“Red” is a list poem. Now to the casual observer that would be obvious. So is a list poem simply a random listing of items, things to do or that are done? A good list poem should be more than that; it should contain things that are somehow related and/or tell a story or create an image. Once at a poetry reading, a university English professor told me she really enjoyed the list poem I had read that evening (I believe it was “Red“) because it wasn’t merely a list, it built up anticipation. I enjoy writing list poems. There’s a simplicity to the form and yet putting items in an order that gives the poem complexity and depth can be a challenge.
I don’t believe I set out to tell any kind of story with “Red“. I created a list of red objects or things that elicit a red image, some immediately recognizable, others that were out of the ordinary, hoping to give you a sense of the color inside and outside of normal experience. Not every line has significant symbolic meaning other than to give a bold display of color.

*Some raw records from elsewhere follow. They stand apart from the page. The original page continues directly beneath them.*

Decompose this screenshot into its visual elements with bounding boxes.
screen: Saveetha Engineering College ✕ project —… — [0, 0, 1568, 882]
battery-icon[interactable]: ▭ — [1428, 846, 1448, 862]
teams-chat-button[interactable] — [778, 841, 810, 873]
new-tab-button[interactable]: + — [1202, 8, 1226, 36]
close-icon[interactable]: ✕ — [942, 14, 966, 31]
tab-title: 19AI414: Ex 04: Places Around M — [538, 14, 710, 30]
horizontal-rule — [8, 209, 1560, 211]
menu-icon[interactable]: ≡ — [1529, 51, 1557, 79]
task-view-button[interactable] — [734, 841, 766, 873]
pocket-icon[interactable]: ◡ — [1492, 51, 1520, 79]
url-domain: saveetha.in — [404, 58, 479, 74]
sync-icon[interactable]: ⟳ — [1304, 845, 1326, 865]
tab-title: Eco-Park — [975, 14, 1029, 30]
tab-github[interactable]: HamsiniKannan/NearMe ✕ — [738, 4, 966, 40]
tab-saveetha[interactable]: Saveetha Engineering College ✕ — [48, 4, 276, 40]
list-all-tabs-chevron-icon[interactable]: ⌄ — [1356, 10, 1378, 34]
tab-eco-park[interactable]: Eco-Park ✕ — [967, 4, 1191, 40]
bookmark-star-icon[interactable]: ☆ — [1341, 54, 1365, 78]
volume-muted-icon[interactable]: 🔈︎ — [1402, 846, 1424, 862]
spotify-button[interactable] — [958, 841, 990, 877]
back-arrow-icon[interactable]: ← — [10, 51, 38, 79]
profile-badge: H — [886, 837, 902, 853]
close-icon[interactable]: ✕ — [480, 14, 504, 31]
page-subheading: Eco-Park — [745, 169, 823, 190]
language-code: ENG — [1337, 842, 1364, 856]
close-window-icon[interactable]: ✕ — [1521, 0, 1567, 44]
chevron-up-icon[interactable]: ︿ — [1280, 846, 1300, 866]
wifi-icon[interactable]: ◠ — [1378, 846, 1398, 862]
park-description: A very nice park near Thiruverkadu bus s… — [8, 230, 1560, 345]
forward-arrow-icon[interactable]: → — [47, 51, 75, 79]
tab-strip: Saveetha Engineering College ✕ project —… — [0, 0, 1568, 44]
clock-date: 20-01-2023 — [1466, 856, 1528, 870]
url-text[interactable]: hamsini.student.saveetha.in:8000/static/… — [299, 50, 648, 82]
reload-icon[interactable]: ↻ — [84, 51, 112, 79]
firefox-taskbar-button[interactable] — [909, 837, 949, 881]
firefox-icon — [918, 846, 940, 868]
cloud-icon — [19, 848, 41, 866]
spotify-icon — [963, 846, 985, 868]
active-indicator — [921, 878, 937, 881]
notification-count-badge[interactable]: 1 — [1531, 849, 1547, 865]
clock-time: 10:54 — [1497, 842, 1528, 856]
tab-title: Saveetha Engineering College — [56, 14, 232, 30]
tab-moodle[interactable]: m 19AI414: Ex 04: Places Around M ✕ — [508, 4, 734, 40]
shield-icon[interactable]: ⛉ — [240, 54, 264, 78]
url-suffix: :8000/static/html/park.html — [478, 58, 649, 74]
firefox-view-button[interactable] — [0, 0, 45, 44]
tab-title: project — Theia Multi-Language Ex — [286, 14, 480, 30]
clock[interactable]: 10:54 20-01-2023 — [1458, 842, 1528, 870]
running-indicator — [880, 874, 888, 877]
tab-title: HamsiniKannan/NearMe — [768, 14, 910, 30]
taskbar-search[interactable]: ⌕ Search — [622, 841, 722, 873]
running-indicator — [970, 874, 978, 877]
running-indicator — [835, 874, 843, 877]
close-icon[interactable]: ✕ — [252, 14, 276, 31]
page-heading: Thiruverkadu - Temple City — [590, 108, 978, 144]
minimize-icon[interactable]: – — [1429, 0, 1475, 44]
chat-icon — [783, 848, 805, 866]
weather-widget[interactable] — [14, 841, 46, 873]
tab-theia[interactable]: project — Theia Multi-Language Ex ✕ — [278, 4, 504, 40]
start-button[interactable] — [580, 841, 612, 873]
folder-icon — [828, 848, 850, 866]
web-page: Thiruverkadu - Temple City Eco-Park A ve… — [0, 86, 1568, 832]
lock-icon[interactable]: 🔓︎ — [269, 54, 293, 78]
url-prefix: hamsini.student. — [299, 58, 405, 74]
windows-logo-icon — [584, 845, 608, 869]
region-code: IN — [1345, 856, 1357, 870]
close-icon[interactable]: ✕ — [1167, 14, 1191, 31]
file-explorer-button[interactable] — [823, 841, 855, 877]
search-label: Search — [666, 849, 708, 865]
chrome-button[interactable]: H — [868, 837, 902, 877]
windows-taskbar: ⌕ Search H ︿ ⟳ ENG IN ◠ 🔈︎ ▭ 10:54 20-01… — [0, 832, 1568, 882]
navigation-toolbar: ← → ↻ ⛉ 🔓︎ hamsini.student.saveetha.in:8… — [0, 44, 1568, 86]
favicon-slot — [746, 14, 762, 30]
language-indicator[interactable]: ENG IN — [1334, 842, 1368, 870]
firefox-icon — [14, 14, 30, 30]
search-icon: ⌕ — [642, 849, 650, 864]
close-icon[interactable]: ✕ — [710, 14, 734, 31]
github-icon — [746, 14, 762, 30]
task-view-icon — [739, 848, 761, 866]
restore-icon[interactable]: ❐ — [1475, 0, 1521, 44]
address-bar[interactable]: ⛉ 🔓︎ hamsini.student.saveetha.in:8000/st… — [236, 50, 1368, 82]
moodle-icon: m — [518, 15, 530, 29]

I also researched various cultures in my search for meanings of red. For instance, in India a common color for brides is not white, but red; it also indicates being highly favored. To the Cherokee it is sacred. To the Christian as well, symbolizing the blood of Christ.
The ending stanza sums up the overwhelming theme within most cultural views of the color red–it is a remarkably passionate color. This is seen in two intertwining extremes often symbolized by red, love and war. Love can be war; war fought for love. Both extremes are boldly proclaimed at the cross of Christ; but those central poems of the RED series will be discussed later.